Lubitz had received pilot training at ATCA between November 2010 and March 2011. ATCA, like the budget air carrier Germanwings, is owned by the German airline Lufthansa.
A spokeswoman for Lufthansa said the suit had "no chance of success," but declined further comment.
Alexander said ATCA was "not just negligent, but also careless, and even reckless, in failing to apply its own well-advertised 'stringent' standards to discover the history of Lubitz's severe mental illness that should have kept Lubitz from admission to ATCA's flight school."
Investigators determined after the crash that Lubitz, 27, had a history of depression and suicidal tendencies and the case has raised questions about medical checks faced by pilots as well as doctor-patient confidentiality.

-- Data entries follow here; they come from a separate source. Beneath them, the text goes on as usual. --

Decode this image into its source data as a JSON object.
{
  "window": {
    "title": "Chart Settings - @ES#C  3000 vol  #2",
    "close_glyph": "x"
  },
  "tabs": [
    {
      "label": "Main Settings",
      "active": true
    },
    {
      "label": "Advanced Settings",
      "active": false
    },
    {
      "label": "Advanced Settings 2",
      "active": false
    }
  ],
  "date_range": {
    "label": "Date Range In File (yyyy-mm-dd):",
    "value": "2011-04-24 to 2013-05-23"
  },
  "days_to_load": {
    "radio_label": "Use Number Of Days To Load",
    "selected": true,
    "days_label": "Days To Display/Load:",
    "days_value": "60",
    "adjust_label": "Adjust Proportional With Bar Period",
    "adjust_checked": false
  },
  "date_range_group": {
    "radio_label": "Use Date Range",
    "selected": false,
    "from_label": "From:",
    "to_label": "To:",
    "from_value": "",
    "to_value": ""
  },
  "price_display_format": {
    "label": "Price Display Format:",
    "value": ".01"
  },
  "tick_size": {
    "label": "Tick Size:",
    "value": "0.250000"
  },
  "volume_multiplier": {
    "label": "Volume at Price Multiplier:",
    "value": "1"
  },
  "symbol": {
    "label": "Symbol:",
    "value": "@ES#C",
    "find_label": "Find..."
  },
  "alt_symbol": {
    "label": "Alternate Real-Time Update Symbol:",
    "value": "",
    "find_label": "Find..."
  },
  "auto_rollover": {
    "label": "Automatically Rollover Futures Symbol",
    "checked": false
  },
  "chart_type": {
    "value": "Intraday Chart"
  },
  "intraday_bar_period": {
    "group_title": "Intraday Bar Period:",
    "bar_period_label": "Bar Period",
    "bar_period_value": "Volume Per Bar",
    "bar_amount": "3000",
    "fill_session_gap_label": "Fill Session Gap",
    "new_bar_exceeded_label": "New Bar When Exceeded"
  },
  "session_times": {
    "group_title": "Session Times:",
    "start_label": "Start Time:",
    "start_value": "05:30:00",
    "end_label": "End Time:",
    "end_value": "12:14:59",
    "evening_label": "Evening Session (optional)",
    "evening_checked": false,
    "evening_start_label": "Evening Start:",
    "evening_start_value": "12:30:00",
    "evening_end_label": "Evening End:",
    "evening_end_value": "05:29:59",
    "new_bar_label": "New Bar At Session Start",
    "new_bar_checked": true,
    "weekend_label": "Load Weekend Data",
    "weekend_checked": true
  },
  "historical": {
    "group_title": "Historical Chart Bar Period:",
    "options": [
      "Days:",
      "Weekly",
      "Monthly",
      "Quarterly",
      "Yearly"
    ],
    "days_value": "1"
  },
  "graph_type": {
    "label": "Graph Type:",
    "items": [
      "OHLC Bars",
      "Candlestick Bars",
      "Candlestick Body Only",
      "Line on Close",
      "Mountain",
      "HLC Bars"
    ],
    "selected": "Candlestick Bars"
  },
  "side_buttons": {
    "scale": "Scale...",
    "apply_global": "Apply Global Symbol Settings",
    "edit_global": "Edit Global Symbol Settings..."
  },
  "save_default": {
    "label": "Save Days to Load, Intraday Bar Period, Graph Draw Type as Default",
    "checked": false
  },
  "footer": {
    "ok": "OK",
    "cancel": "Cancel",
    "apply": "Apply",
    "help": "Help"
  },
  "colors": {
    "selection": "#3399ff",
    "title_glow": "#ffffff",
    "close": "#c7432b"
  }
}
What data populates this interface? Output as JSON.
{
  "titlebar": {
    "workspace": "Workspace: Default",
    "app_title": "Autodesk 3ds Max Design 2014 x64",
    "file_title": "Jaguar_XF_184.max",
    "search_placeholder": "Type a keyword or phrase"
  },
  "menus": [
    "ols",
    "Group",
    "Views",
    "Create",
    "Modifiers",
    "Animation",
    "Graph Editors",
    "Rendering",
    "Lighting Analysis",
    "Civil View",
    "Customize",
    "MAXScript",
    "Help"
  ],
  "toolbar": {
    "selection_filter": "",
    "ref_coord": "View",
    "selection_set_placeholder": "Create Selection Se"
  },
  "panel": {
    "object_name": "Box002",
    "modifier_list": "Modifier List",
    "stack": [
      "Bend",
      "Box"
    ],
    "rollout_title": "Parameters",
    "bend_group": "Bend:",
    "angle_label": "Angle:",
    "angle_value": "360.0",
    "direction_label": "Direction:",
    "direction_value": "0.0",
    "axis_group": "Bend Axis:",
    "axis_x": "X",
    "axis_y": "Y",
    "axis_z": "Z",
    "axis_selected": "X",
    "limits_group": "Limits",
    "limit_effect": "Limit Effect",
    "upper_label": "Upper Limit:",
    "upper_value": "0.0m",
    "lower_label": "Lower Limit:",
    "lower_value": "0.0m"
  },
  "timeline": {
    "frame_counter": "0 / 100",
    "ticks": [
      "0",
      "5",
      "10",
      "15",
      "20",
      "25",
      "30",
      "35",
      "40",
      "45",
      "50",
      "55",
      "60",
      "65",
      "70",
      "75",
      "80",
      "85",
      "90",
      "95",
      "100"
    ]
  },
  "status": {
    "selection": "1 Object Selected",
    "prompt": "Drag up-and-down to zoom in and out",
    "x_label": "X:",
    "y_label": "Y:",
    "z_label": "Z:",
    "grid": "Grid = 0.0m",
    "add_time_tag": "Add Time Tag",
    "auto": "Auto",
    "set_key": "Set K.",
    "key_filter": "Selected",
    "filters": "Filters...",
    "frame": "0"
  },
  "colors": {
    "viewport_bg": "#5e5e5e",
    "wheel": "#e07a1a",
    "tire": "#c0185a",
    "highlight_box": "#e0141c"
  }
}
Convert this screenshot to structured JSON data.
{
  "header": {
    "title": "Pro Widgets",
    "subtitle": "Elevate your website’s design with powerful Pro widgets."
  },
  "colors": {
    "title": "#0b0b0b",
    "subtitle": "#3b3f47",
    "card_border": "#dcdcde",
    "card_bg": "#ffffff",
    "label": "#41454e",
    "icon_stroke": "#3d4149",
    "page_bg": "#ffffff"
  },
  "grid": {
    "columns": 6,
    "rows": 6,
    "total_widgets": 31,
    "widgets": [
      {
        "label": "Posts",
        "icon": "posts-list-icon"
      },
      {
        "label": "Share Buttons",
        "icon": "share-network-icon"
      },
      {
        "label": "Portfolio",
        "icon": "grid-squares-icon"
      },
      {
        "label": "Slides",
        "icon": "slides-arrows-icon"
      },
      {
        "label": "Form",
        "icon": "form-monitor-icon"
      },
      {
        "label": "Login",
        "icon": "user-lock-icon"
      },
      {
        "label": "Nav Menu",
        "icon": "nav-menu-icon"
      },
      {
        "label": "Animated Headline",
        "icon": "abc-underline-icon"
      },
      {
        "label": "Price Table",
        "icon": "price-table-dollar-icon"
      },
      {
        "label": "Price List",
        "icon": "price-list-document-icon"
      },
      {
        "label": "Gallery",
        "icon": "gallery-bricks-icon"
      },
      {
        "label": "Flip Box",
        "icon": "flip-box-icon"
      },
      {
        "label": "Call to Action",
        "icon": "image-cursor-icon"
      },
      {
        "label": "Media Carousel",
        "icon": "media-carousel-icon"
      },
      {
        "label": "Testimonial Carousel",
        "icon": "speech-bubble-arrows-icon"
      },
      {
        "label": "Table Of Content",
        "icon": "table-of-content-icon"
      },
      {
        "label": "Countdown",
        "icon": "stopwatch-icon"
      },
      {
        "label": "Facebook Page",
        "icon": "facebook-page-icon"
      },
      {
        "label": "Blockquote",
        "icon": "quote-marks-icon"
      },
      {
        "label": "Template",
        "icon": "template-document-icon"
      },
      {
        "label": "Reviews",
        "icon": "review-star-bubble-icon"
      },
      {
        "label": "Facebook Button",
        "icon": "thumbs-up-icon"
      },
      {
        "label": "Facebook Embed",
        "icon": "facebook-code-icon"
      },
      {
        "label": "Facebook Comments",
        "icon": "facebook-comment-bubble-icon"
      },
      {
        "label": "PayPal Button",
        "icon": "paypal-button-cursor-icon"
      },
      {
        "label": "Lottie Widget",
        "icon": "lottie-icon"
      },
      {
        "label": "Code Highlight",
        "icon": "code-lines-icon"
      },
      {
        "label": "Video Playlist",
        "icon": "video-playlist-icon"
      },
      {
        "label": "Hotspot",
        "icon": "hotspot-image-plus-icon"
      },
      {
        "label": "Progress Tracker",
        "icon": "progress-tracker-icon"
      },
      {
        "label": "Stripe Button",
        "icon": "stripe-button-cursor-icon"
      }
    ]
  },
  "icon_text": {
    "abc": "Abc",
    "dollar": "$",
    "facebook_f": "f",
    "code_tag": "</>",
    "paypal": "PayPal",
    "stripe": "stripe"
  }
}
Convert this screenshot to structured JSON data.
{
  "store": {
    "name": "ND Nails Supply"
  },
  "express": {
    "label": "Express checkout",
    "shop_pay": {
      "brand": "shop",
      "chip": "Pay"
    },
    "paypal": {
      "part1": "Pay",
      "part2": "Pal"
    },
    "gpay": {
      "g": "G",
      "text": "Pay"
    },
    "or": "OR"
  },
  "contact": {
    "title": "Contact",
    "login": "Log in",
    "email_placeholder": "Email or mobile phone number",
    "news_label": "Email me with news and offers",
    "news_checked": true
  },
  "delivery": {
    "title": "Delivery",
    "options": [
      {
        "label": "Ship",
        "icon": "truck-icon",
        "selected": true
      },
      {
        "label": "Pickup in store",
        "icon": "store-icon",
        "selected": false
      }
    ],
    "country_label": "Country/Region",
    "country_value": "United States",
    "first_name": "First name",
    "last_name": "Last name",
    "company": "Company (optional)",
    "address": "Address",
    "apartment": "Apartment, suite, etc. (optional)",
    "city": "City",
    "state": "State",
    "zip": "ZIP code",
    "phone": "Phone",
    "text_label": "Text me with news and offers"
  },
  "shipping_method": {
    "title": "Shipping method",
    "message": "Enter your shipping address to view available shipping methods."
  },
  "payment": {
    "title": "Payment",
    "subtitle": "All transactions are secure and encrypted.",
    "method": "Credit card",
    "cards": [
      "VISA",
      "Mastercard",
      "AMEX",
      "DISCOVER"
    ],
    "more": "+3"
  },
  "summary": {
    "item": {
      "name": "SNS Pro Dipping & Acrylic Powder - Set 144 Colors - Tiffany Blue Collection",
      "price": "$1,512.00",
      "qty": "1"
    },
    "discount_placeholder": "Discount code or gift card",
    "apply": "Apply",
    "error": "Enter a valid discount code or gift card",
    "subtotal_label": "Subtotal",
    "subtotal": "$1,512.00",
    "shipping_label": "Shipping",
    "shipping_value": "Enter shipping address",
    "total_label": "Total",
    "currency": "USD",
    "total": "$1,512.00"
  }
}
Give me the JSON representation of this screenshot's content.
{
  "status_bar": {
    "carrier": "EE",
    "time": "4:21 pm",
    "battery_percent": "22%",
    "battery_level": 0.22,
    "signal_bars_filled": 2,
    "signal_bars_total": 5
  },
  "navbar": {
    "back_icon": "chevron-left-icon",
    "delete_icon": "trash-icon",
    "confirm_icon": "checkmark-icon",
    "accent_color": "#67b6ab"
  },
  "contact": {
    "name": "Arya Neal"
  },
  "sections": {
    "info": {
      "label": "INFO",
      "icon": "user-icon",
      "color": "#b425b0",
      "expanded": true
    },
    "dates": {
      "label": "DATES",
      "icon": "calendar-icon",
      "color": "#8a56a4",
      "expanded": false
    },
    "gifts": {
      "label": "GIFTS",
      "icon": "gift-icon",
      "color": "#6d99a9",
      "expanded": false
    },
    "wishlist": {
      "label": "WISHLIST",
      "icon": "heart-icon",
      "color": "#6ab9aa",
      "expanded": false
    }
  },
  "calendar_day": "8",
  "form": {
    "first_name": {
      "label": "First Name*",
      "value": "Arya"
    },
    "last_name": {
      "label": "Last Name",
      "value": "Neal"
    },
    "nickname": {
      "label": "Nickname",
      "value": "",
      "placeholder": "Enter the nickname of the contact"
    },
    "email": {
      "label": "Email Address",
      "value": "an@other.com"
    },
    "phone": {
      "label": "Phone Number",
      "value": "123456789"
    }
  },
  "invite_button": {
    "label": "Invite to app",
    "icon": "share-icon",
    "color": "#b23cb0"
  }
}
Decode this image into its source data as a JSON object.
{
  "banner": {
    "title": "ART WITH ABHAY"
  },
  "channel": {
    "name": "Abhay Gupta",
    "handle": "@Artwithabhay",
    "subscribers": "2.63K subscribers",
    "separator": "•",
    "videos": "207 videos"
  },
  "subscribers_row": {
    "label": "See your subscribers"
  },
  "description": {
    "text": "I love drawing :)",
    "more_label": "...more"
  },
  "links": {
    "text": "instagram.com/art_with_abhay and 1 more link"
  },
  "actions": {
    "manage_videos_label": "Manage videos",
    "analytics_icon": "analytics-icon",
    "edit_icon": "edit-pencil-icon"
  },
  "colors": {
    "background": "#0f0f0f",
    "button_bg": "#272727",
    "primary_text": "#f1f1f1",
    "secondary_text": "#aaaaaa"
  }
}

But the plaintiffs' lawyers said numerous red flags should have made it clear that Lubitz -- with a history of serious mental illness that included suicidal tendencies -- was unfit to be a pilot.
His struggle with depression and other mental illnesses before entering ATCA's program was sufficiently serious to require that he break off his pilot's training for 10 months and receive treatment in hospital, the lawyers said in their suit.